La blessure est intacte
Peter Bou Saab, le frère d’une victime, est inquiet. Ils ne sont qu’une centaine réunis devant la caserne des pompiers. Des familles s’emparent de la photo de leurs proches qu’ils serrent contre leur poitrine ou brandissent dans les airs. Peu à peu, de larges grappes arrivent de toutes parts. Peter s’arrête de parler. Il a l’air soulagé. Mais entre les rangs, c’est le même constat. « Où sont les gens ? C'est censé être une cause nationale ! », tempête Raïssa, qui vit à Londres depuis six ans. « On n'est pas assez par rapport à la catastrophe qu'on a vécue », poursuit-elle. « Ce qui s'est passé nous a tous touchés, directement ou non... Les gens auraient dû se motiver ». On a ressorti du placard le gigantesque drapeau libanais, une sorte de manifeste, sur lequel des milliers de personnes ont apposé leur signature et où est inscrit une promesse : « Nous jurons, au nom de toutes les victimes et de leurs proches éplorés, de lutter sans relâche jusqu’à ce que justice soit rendue. »
Salwa, elle, essaie de trouver une raison rationnelle à l’absence assourdissante de ses compatriotes. « La vie est devenue trop chère.
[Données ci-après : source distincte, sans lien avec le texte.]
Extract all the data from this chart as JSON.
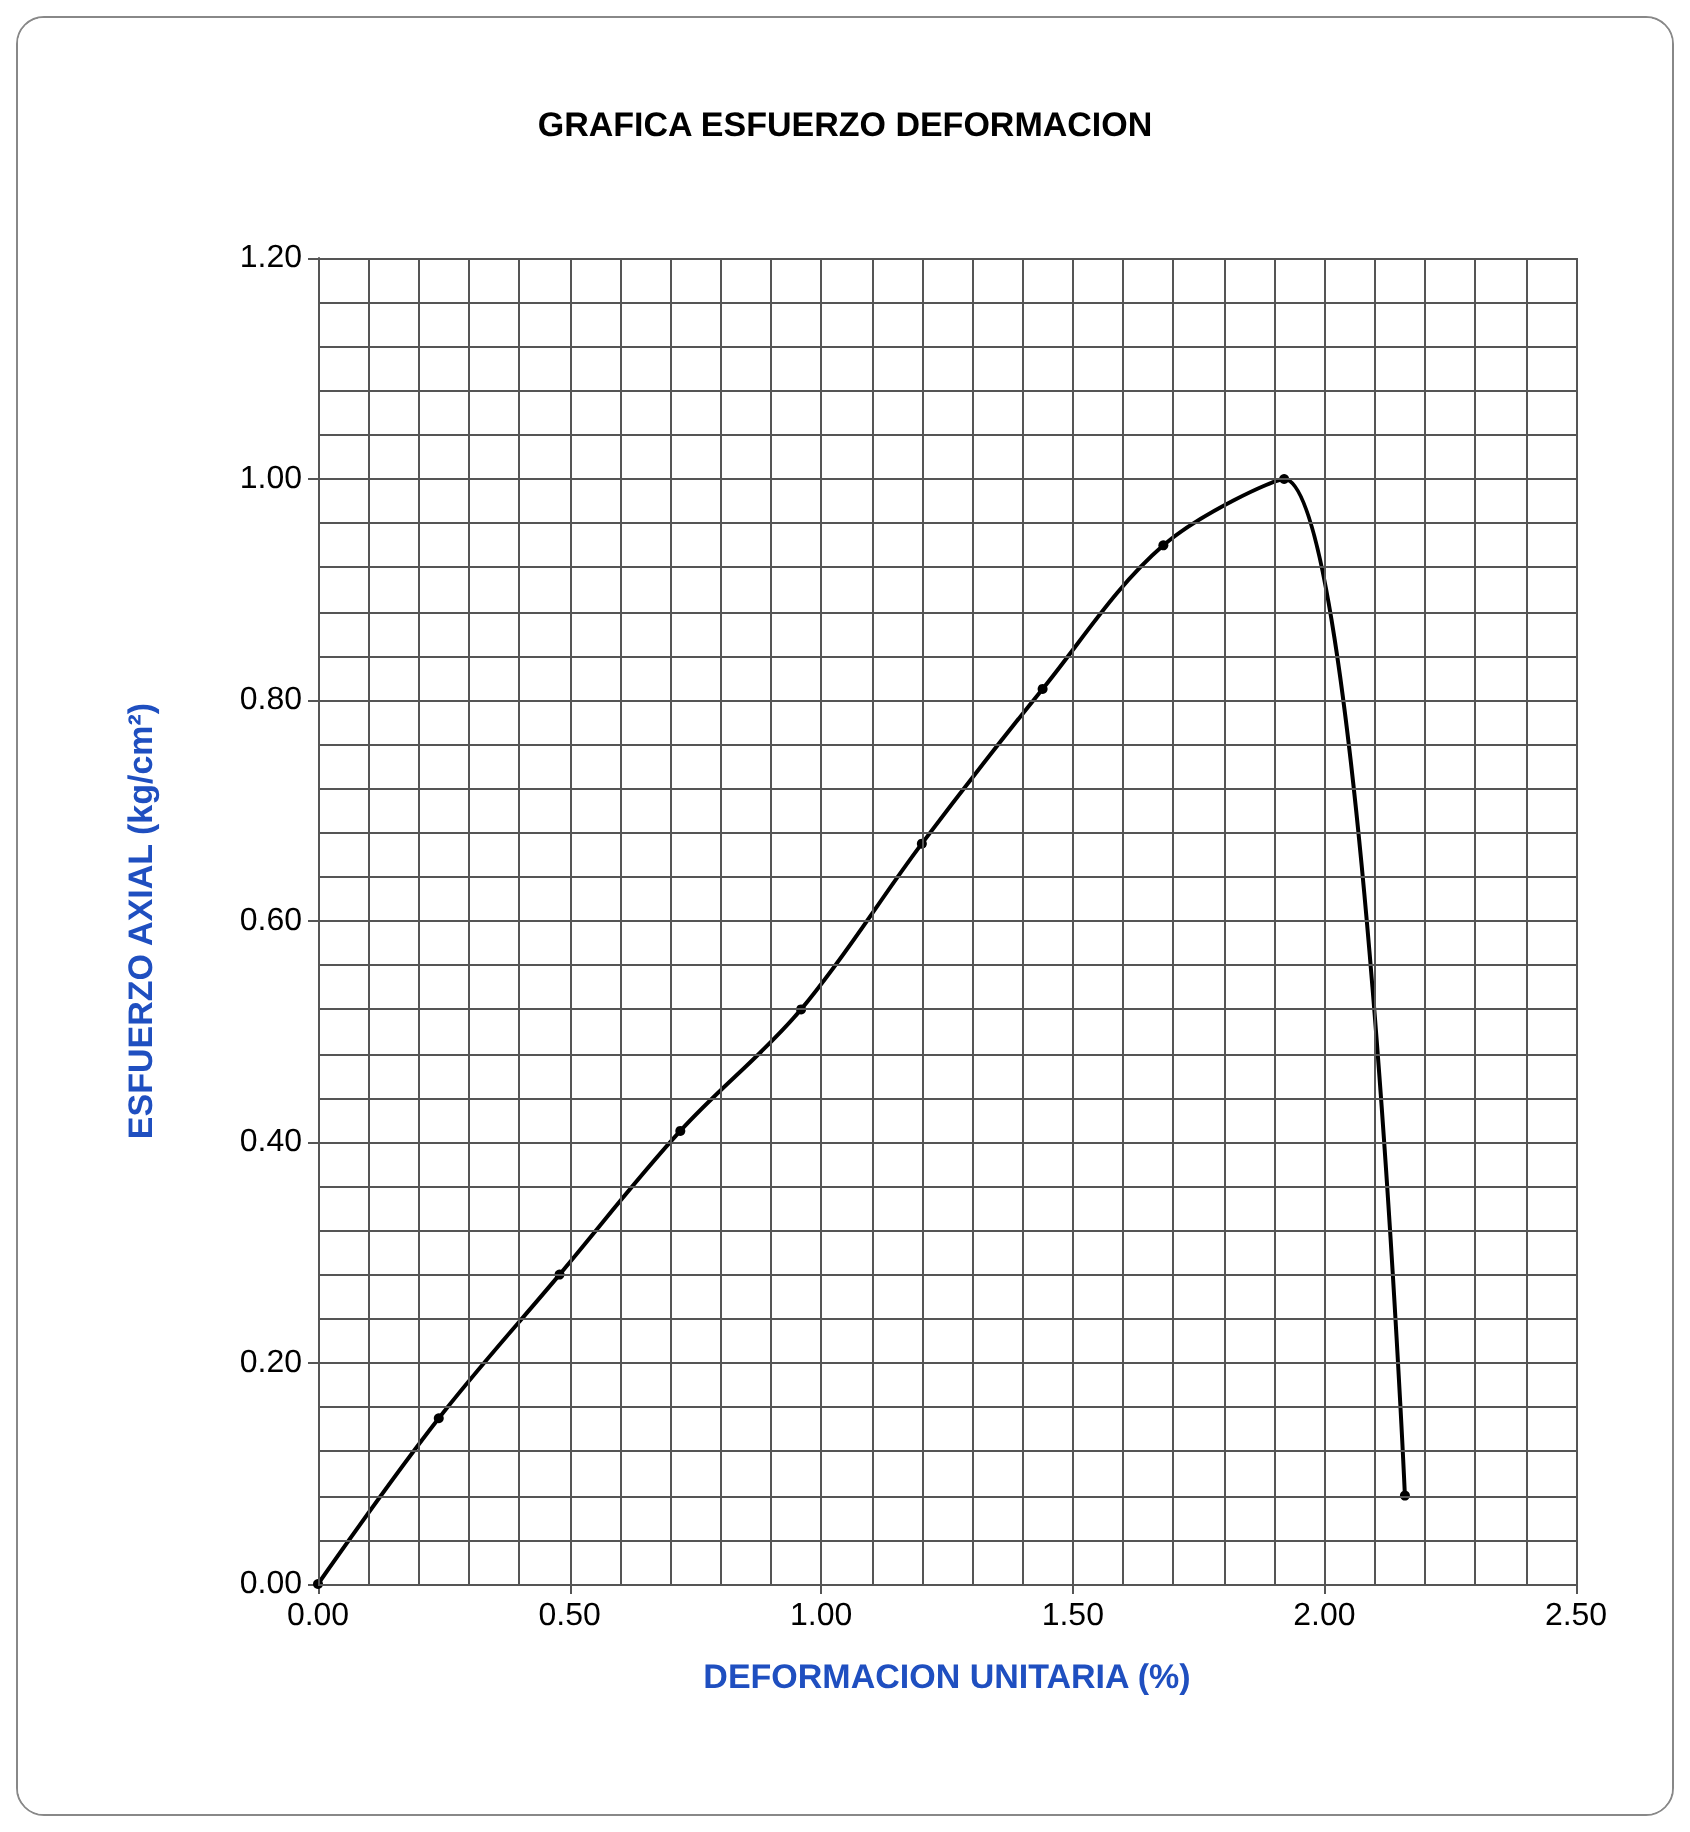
{
  "chart_data": {
    "type": "line",
    "title": "GRAFICA ESFUERZO DEFORMACION",
    "xlabel": "DEFORMACION UNITARIA (%)",
    "ylabel": "ESFUERZO AXIAL (kg/cm²)",
    "x": [
      0,
      0.24,
      0.48,
      0.72,
      0.96,
      1.2,
      1.44,
      1.68,
      1.92,
      2.16
    ],
    "series": [
      {
        "color": "#000000",
        "values": [
          0,
          0.15,
          0.28,
          0.41,
          0.52,
          0.67,
          0.81,
          0.94,
          1.0,
          0.08
        ]
      }
    ],
    "xlim": [
      0,
      2.5
    ],
    "xticks": [
      {
        "value": 0,
        "label": "0.00"
      },
      {
        "value": 0.1,
        "label": null
      },
      {
        "value": 0.2,
        "label": null
      },
      {
        "value": 0.3,
        "label": null
      },
      {
        "value": 0.4,
        "label": null
      },
      {
        "value": 0.5,
        "label": "0.50"
      },
      {
        "value": 0.6,
        "label": null
      },
      {
        "value": 0.7,
        "label": null
      },
      {
        "value": 0.8,
        "label": null
      },
      {
        "value": 0.9,
        "label": null
      },
      {
        "value": 1.0,
        "label": "1.00"
      },
      {
        "value": 1.1,
        "label": null
      },
      {
        "value": 1.2,
        "label": null
      },
      {
        "value": 1.3,
        "label": null
      },
      {
        "value": 1.4,
        "label": null
      },
      {
        "value": 1.5,
        "label": "1.50"
      },
      {
        "value": 1.6,
        "label": null
      },
      {
        "value": 1.7,
        "label": null
      },
      {
        "value": 1.8,
        "label": null
      },
      {
        "value": 1.9,
        "label": null
      },
      {
        "value": 2.0,
        "label": "2.00"
      },
      {
        "value": 2.1,
        "label": null
      },
      {
        "value": 2.2,
        "label": null
      },
      {
        "value": 2.3,
        "label": null
      },
      {
        "value": 2.4,
        "label": null
      },
      {
        "value": 2.5,
        "label": "2.50"
      }
    ],
    "ylim": [
      0,
      1.2
    ],
    "yticks": [
      {
        "value": 0,
        "label": "0.00"
      },
      {
        "value": 0.04,
        "label": null
      },
      {
        "value": 0.08,
        "label": null
      },
      {
        "value": 0.12,
        "label": null
      },
      {
        "value": 0.16,
        "label": null
      },
      {
        "value": 0.2,
        "label": "0.20"
      },
      {
        "value": 0.24,
        "label": null
      },
      {
        "value": 0.28,
        "label": null
      },
      {
        "value": 0.32,
        "label": null
      },
      {
        "value": 0.36,
        "label": null
      },
      {
        "value": 0.4,
        "label": "0.40"
      },
      {
        "value": 0.44,
        "label": null
      },
      {
        "value": 0.48,
        "label": null
      },
      {
        "value": 0.52,
        "label": null
      },
      {
        "value": 0.56,
        "label": null
      },
      {
        "value": 0.6,
        "label": "0.60"
      },
      {
        "value": 0.64,
        "label": null
      },
      {
        "value": 0.68,
        "label": null
      },
      {
        "value": 0.72,
        "label": null
      },
      {
        "value": 0.76,
        "label": null
      },
      {
        "value": 0.8,
        "label": "0.80"
      },
      {
        "value": 0.84,
        "label": null
      },
      {
        "value": 0.88,
        "label": null
      },
      {
        "value": 0.92,
        "label": null
      },
      {
        "value": 0.96,
        "label": null
      },
      {
        "value": 1.0,
        "label": "1.00"
      },
      {
        "value": 1.04,
        "label": null
      },
      {
        "value": 1.08,
        "label": null
      },
      {
        "value": 1.12,
        "label": null
      },
      {
        "value": 1.16,
        "label": null
      },
      {
        "value": 1.2,
        "label": "1.20"
      }
    ],
    "grid": true,
    "marker": "circle",
    "line_style": "solid"
  }
}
Les gens sont fatigués ». Dounia, une psychothérapeute de Jbeil, évoque les flashbacks qui la suivent à travers la marche. La blessure est intacte. Avec le sentiment qu’elle pourrait se renouveler à tout moment. Des milliers de participants sont enfin réunis sous la statue de l’Emigré. Les camions de pompier et les ambulances accompagnent les arrivants de la caserne sous les applaudissements. Sur le podium, les familles des victimes égrènent leurs noms. Une femme se faufile dans la cohue en demandant l’aumône.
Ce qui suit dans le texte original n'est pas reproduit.